Like any ceremony, they start with the subcategories: -
Best Horror
Best Thriller
Best Sci-Fi/Fantasy
Best Comedy
Best Drama
Fortunately, there’s no fannying about with different readers or speeches—we just go up and collect the award, take a photo with someone and then head back to our tables.
Sitting and waiting for the Comedy category feels like it takes hours, and when it finally rolls around, I feel like I might be violently sick right here in front of all these strangers, all over the nicely decorated table. I stare at the black linen and try to calm my breathing as they read out the nominees. I’ve never been to a show like this before. With my interior design work, Marina would always go on our behalf, even if it was one of our projects that was nominated.
Why did I decide to do this?
Why did I come here?
Why did I ask Myles for this?
Suddenly I’m being shaken, and the room is in whistling applause.
“Birdie,” Myles says to me with his hands on my shoulders, “you won, baby.”
Fuuuuuck.
Somehow, I manage to stand, and looking out across the vast, packed function room, my ears fill with cotton wool and my vision blurs, like I’m underwater. I navigate my way to the front of the room blindly, up the steps without tripping, accept the award that looks like a glass cock ring, and take a photo with a man who’s easily pushing sixty-five and can’t take his eyes off my cleavage.
I’m dismissed with a pat on my back that’s dangerously close to my arse, and I stumble my way back to the safety of my Myles.
“Congratulations, baby,” He beams with a peck on my cheek when I sit down.
I just about manage to smile at him, but I know it doesn’t touch my eyes.
“How much did you hate that?” He smooths his hand up and down my back and it eases some of the tension.
“If it were on a scale of one to ten, with ten being the highest, it’d be about fifty.”
Myles pecks my cheek again, and then my shoulder. “I’m proud of you.
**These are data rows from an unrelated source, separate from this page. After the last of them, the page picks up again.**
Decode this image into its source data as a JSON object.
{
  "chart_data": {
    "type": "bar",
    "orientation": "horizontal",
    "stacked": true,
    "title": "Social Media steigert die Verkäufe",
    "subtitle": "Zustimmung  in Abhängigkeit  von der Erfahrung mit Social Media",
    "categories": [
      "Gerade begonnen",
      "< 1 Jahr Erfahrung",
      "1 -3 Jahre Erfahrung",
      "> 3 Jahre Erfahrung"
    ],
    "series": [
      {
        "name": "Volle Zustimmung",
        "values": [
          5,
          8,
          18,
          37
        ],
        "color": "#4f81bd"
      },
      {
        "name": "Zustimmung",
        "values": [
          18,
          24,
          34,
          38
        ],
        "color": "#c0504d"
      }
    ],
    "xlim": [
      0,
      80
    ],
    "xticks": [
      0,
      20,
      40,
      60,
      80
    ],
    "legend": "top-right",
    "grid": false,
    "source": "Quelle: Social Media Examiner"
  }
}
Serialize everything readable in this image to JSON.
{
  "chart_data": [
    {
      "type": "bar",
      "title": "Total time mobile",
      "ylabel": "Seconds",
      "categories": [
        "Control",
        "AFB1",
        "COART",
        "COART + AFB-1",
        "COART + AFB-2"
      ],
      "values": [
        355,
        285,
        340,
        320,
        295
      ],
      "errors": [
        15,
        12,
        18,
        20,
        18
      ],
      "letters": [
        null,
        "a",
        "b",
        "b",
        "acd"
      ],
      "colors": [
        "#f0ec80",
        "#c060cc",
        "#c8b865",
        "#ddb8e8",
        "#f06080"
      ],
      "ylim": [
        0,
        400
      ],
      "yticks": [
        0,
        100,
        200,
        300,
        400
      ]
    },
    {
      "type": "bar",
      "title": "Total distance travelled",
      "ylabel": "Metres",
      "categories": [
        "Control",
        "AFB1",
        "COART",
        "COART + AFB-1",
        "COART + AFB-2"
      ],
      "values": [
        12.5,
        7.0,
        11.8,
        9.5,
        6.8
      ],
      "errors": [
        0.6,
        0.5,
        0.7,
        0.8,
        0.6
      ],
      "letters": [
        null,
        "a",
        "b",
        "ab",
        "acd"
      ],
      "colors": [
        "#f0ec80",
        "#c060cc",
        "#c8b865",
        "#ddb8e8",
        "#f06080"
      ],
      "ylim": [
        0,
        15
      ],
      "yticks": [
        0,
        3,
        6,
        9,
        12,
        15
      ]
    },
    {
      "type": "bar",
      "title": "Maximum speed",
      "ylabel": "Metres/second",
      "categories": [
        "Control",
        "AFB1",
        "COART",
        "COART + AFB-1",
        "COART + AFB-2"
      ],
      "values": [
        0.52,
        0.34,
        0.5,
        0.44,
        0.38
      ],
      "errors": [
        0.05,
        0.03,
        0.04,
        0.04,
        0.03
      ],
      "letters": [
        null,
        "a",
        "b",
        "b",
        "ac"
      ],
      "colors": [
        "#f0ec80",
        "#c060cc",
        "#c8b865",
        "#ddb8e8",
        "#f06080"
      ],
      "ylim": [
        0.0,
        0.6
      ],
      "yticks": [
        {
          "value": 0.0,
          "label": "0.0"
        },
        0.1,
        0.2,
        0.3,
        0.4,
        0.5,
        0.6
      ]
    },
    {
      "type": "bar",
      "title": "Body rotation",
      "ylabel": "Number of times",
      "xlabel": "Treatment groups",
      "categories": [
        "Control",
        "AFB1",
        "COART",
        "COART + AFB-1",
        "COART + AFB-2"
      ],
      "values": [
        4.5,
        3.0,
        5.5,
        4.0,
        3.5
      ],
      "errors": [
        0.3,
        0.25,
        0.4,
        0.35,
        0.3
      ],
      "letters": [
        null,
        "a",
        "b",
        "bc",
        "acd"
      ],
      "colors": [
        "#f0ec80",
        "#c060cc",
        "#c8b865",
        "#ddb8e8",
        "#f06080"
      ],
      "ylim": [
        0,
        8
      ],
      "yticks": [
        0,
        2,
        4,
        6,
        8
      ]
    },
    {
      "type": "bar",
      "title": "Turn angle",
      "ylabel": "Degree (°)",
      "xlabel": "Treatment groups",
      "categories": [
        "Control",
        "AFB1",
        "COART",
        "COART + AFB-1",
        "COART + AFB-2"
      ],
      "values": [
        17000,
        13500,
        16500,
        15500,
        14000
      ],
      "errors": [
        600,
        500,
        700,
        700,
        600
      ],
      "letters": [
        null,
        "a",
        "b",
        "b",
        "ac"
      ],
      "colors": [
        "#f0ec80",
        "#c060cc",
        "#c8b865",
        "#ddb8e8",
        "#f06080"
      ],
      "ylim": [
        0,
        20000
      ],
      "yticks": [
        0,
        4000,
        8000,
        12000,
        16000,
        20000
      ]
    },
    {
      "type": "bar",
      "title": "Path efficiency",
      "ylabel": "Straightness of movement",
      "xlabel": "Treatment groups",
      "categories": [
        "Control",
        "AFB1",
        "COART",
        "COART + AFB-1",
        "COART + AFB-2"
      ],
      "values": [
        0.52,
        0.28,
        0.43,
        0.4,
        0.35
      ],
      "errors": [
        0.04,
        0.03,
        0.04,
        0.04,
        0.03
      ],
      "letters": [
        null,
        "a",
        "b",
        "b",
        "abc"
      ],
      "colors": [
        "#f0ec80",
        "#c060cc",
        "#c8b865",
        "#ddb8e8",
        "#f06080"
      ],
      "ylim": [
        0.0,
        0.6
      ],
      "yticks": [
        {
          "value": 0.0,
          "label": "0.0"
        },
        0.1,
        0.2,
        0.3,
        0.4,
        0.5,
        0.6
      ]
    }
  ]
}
Although, I have to say these awards look very…”
“They’re like designer sex toys,” says the man sitting on Myles’s other side, apparently having heard us.
“Yes! That’s exactly it.”
And this makes me smile, because even if today had me in a mental headlock, at least I know I got a designer cock ring out of it.
They announce the technical awards next, and I lose out on the Best Animation category to a pair of forty-year-old men with Red Dwarf T-shirts and big beards. I don’t know what their show is, but from the clips they show of it, I’m not surprised I didn’t win.
It’s late by the time Show of the Year gets read out. I’m ready to call it a night, I’m drunk, and would rather let some other nerd win just so I don’t have to walk up to that stage like a zombie again. My wish comes true when they announce the winner as a girl who can’t be older than fourteen with bright purple hair, black makeup, clothes, and massive stomper boots. I think I love her.
Myles leans over, arms slung across the back of my chair and murmurs, “Is it time to leave so I can celebrate you in my own way?”
I heat up in an instant like a damn Bunsen burner. “I think so.”